La prima descrizione clinica della depressione risale ad Ippocrate (IV sec. a.C.), il quale coniò il termine “melanconia”, pensando che fosse causata da un eccesso di bile nera nel cervello del soggetto depresso. Egli catalogò la melanconia come uno dei quattro maggiori tipi di malattia psichiatrica; quindi insieme alla mania, alla frenite e alla paranoia.

 

IPPOCRATE (460 a.C. - 377 a.C.)

 

Nel II secolo d.C. Areteo di Cappadocia diede la descrizione più completa e moderna della depressione, avanzando l’ipotesi che tale

disturbo fosse causato da fattori puramente psicologici  e notò l’importanza del rapporto interpersonale nel corso della malattia, riportando il caso di un paziente gravemente malato che guarì quando si innamorò. Questo promettente lavoro iniziato da Areteo non venne continuato dai suoi successori e la teoria sviluppata da Galeno nel secondo secolo rimase dottrina per tutto il Medioevo.

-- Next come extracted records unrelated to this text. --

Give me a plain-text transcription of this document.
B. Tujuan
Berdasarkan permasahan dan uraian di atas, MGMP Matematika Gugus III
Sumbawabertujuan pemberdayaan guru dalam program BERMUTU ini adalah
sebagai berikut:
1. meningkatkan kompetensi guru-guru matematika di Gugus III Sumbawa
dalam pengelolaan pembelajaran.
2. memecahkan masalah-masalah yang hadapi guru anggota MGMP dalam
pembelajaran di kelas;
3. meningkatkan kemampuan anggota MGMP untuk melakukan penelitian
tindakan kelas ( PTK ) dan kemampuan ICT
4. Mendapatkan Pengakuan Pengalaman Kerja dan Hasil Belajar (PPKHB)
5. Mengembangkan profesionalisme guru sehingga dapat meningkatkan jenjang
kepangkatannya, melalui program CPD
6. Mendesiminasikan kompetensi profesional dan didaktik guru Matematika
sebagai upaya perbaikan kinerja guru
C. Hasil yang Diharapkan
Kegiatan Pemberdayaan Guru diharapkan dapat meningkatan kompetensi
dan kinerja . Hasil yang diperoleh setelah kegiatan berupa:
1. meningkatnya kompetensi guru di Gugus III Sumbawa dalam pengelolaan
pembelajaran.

Solo nel Rinascimento riapparve questo interesse per la depressione, in particolare nell’Inghilterra elisabettiana, dove, in quel breve periodo di storia vennero dedicati a questo disturbo un consistente numero di lavori, quali: “Treatise ou Melancholia” di Timothi Bright (1586); “Optick Glass of Humours” di  Thomas Walkington e “Anatomy of Melancholy” di Robert Burton nel 1621.

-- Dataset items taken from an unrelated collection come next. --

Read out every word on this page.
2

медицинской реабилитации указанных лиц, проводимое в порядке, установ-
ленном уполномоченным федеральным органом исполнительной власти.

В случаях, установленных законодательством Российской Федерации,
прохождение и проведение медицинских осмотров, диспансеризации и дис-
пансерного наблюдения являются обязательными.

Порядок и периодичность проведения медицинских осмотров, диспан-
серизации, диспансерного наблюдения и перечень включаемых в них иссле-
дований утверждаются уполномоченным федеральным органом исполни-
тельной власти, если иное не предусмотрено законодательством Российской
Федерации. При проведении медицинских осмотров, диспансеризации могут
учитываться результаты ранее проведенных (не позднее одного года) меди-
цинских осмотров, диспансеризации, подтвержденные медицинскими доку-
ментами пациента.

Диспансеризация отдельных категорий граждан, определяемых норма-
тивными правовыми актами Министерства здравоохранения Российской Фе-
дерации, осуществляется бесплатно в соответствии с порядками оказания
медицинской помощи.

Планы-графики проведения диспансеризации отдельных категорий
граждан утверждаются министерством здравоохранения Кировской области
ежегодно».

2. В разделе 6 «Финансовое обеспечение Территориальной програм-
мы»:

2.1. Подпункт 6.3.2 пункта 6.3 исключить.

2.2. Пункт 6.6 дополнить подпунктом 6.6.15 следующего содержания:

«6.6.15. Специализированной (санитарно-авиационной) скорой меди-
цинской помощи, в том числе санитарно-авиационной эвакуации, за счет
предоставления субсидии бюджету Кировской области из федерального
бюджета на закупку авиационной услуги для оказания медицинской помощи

Poi, con il diffondersi della rivoluzione scientifica, i ricercatori psichiatrici cominciarono a considerare i fattori fisiologici come causa della malattia mentale; tuttavia vi era poco ordine nelle loro scoperte, finchè Kraepelin portò il suo contributo introducendo un primo sistema nosologico.

Kraepelin consolidò le molteplici sindromi individuate in tre categorie principali: demenza precoce, parafrenia e psicosi maniaco-depressiva; ed in quest’ ultima vasta categoria inserì numerosi disturbi depressivi. Nel suo tentativo di costruire un valido sistema di classificazione, Kraepelin seguì il modello medico; egli vedeva i disturbi psichiatrici originati da una causa organica certa, anche se fino ad allora non identificata.

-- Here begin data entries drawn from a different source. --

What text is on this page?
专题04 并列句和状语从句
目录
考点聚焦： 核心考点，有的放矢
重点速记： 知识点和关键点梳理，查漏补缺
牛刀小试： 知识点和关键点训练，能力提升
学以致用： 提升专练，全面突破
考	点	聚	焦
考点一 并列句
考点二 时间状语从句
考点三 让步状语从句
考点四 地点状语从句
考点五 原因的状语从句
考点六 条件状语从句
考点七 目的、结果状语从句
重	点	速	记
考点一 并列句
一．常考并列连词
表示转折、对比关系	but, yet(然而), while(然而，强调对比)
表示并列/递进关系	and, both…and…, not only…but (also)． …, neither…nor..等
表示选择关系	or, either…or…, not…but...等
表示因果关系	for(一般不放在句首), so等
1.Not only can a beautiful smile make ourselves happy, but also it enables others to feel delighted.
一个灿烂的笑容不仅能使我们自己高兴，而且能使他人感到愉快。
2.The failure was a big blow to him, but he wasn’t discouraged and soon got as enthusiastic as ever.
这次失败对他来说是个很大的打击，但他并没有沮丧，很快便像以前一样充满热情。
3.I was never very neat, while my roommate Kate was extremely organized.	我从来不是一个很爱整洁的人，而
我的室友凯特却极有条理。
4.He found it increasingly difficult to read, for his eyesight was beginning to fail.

Benché il sistema di Kraepelin fosse ampiamente adottato e accolto come un passo avanti decisivo, esso raccolse anche alcune critiche: si contestò che, dato il grande numero di influenze agenti su ogni individuo, non si poteva mantenere con certezza una prognosi troppo deterministica.

 

 

 Emil KRAEPELIN (1856-1926)

 

Uno dei più attivi critici di Kraepelin fu Adolf Meyer, il quale cominciò a considerare i disturbi psichiatrici come influenzati dagli avvenimenti della vita piuttosto che da condizioni strettamente organiche che procedono indipendentemente da fattori ambientali.

Nel 1904 Meyer si oppose al termine melanconia suggerendo che il disturbo fosse chiamato depressione. Meyer fu indubbiamente influenzato dalle nuove scoperte della psicoanalisi che pretendevano di penetrare oltre le manifestazioni superficiali della malattia fino al nucleo nascosto della patologia, che poteva allora essere compreso in termini psicologici.

 

Adolf MEYER (1866-1950)

 

La psicoanalisi insisteva sul fatto che la malattia mentale non era semplicemente la manifestazione esteriore di una patologia cerebrale, ma che i suoi sintomi erano di origine psicologica e avevano un significato.

Se Kraepelin si era basato essenzialmente sulla “struttura formale” delle manifestazioni della malattia dei suoi pazienti, Freud invece considerava significativo ciò che il paziente diceva e faceva, in quanto ciò avrebbe rilevato una “logica” che poteva essere “penetrata”.

Inizialmente la depressione venne trascurata dalla psicoanalisi in quanto non espressione manifesta di sintomi drammatici interpretabili come simboli di problemi più profondi.

Soltanto dopo che Freud ebbe studiato l’isteria, le ossessioni, i lapsus, i sogni, le battute di spirito, la sessualità infantile e la paranoia; egli rivolse la sua attenzione agli stati depressivi.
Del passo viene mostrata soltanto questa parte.